The Aspen Loop on the Way Up
Cedar Canyon is the campground for people doing the Cedar-to-Brian Head drive in pieces, or basing a Cedar Breaks day-trip without going all the way to the Navajo Lake elevation. It sits roughly halfway up UT-14 between Cedar City and the plateau summit. Lower than Te-ah and Spruces by 1,100 feet, in aspen rather than spruce-fir, with a longer season on both ends — the campground typically opens by late May and stays open into October when the aspen turn.
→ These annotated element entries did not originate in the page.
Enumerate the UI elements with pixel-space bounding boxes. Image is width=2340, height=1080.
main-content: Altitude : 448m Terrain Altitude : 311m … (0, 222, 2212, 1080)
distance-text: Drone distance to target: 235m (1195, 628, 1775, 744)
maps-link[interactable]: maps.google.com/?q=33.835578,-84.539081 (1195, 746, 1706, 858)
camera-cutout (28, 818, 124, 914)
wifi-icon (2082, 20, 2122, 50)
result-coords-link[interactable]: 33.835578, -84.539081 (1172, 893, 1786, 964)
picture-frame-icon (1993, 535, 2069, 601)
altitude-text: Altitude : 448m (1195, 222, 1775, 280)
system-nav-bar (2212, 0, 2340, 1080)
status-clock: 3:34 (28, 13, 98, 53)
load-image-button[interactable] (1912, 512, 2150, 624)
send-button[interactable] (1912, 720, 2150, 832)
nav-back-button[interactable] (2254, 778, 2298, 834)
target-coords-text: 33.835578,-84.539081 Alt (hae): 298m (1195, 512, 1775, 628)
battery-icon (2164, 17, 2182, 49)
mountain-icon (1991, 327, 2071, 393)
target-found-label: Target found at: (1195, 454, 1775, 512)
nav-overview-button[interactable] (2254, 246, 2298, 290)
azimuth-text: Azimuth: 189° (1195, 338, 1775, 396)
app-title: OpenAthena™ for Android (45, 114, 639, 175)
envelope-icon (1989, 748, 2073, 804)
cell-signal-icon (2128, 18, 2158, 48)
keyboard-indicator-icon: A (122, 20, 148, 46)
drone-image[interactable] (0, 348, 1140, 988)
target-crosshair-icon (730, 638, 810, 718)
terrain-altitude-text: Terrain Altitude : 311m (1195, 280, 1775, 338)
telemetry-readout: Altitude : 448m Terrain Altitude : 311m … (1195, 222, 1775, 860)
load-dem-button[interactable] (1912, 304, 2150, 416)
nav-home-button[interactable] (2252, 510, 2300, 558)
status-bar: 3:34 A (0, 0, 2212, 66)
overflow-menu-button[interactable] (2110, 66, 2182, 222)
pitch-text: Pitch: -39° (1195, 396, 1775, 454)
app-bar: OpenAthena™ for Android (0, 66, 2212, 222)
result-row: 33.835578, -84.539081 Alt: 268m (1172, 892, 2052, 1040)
Smaller Loop, Different Demand
With 19 sites, the campground is small enough that summer weekends fill but the demand pattern is different from the Navajo Lake area. Cedar Canyon books steadily for Shakespeare Festival weekends in Cedar City (June through October), for fall aspen weekends in late September and early October, and for the early shoulder when the higher campgrounds are still closed. Reservations open six months ahead on Recreation.gov; some sites are first-come-first-served.
Climate
The 8,100-foot elevation gives Cedar Canyon a milder summer climate than Cedar City but warmer than the Navajo Lake-area loops. June through August daytime highs run seventy to eighty; nights drop to forty-five to fifty. The canyon is shaded enough that direct sun is limited even at midday. October days can still be warm in the sun and cold in the creek-bottom shade.
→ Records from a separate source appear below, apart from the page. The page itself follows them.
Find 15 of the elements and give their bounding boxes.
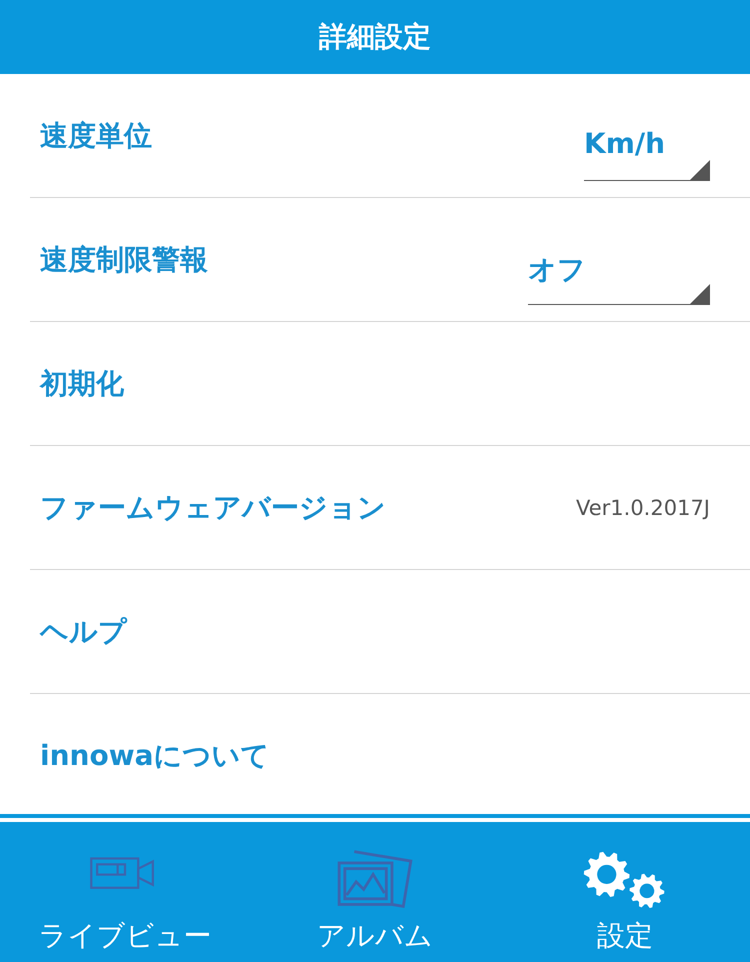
dropdown[interactable]: オフ — [528, 248, 710, 304]
corner-triangle-icon — [690, 160, 710, 180]
tab[interactable]: ライブビュー — [0, 822, 250, 962]
version-value: Ver1.0.2017J — [576, 496, 710, 520]
setting-label: innowaについて — [39, 738, 270, 774]
setting-label: ヘルプ — [38, 614, 127, 650]
dropdown[interactable]: Km/h — [584, 124, 710, 180]
screen-title: 詳細設定 — [319, 19, 431, 55]
setting-label: ファームウェアバージョン — [39, 490, 386, 526]
tab[interactable]: 設定 — [500, 822, 750, 962]
setting-label: 速度単位 — [39, 118, 152, 154]
setting-label: 速度制限警報 — [39, 242, 208, 278]
tab[interactable]: アルバム — [250, 822, 500, 962]
corner-triangle-icon — [690, 284, 710, 304]
setting-label: 初期化 — [38, 366, 124, 402]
Fire restrictions follow Dixie NF posture. The narrow canyon and the volume of fuels make Stage 2 restrictions common in summer — check before lighting anything.
What's at Hand
Cedar Canyon's on-site recreation is the canyon itself. The creek runs through the campground in a small rocky bed; not a fishing creek of consequence but the white noise carries through the loop. Hidden Haven Trail leaves from a pull-out a short drive up the canyon — a short walk into a slot to a small waterfall, family-friendly, year-round when the road is open.
Cedar Canyon is the local sport climbing destination. Bolted lines on the volcanic and limestone bands above the highway run 5.7 to 5.13, mostly south-facing, climbable spring through fall. Mountain Project has the current beta. Trad climbing is limited but exists in a few features. Climbers staying at the campground can be at the base of routes in five minutes.
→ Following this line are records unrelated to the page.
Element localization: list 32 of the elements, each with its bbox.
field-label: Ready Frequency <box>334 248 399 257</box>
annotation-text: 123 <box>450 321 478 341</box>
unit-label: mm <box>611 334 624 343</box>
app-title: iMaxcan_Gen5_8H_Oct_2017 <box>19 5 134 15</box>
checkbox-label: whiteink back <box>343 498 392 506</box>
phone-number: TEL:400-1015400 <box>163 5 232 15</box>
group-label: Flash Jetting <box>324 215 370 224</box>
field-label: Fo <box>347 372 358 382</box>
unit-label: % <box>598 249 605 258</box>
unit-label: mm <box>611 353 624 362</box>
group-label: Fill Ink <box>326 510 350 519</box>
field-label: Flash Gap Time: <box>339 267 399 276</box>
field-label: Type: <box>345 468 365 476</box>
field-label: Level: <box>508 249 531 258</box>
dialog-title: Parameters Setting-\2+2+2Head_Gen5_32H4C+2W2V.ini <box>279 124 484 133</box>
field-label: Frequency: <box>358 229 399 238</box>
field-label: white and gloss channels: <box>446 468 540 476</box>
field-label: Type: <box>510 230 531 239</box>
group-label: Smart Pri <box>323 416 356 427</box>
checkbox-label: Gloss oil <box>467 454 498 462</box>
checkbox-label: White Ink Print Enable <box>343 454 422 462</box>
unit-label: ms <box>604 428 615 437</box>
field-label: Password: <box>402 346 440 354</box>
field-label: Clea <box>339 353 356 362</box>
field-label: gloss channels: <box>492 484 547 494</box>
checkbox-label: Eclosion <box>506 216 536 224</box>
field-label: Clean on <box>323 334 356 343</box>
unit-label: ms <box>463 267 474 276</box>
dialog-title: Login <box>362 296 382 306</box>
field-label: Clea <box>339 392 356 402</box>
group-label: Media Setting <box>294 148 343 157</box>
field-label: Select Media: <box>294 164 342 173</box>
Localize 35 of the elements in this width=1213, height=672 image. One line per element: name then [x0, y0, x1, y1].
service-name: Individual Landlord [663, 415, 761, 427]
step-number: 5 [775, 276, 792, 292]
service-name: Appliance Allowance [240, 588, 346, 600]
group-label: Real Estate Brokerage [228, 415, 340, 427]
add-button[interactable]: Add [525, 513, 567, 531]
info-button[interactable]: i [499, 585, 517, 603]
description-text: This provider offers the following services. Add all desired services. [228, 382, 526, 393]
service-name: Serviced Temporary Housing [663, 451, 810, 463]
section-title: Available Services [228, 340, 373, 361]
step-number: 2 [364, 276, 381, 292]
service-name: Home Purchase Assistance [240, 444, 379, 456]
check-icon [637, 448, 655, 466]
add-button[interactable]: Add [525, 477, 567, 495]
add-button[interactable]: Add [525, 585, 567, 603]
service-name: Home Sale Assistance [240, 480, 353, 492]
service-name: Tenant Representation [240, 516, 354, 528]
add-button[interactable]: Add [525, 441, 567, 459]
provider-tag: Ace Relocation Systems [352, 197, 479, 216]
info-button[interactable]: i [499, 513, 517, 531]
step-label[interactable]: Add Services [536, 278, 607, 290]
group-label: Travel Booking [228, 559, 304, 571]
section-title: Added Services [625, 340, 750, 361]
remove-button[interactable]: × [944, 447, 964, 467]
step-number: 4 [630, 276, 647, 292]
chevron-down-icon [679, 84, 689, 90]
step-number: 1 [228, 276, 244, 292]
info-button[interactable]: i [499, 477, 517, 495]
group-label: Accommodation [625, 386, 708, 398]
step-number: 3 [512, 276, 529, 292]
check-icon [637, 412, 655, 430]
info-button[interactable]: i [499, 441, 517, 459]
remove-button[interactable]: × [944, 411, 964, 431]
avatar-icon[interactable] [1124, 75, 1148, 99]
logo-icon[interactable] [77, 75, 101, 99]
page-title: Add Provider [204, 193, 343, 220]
For supplies, Cedar City is fifteen minutes back down UT-14 for full grocery and any gear forgotten. Duck Creek Village is the nearest re-supply uphill, thirty minutes east. Cell signal is poor in the canyon — UT-14 has spotty coverage in the deeper sections.
If Cedar Canyon is full, Duck Creek and the Navajo Lake-area campgrounds are the next options up the highway, USFS dispersed camping along the Cedar Canyon side roads opens up free fallback (standard 14-day rules), and Cedar City has private RV parks at the base of the canyon for a full-service alternative.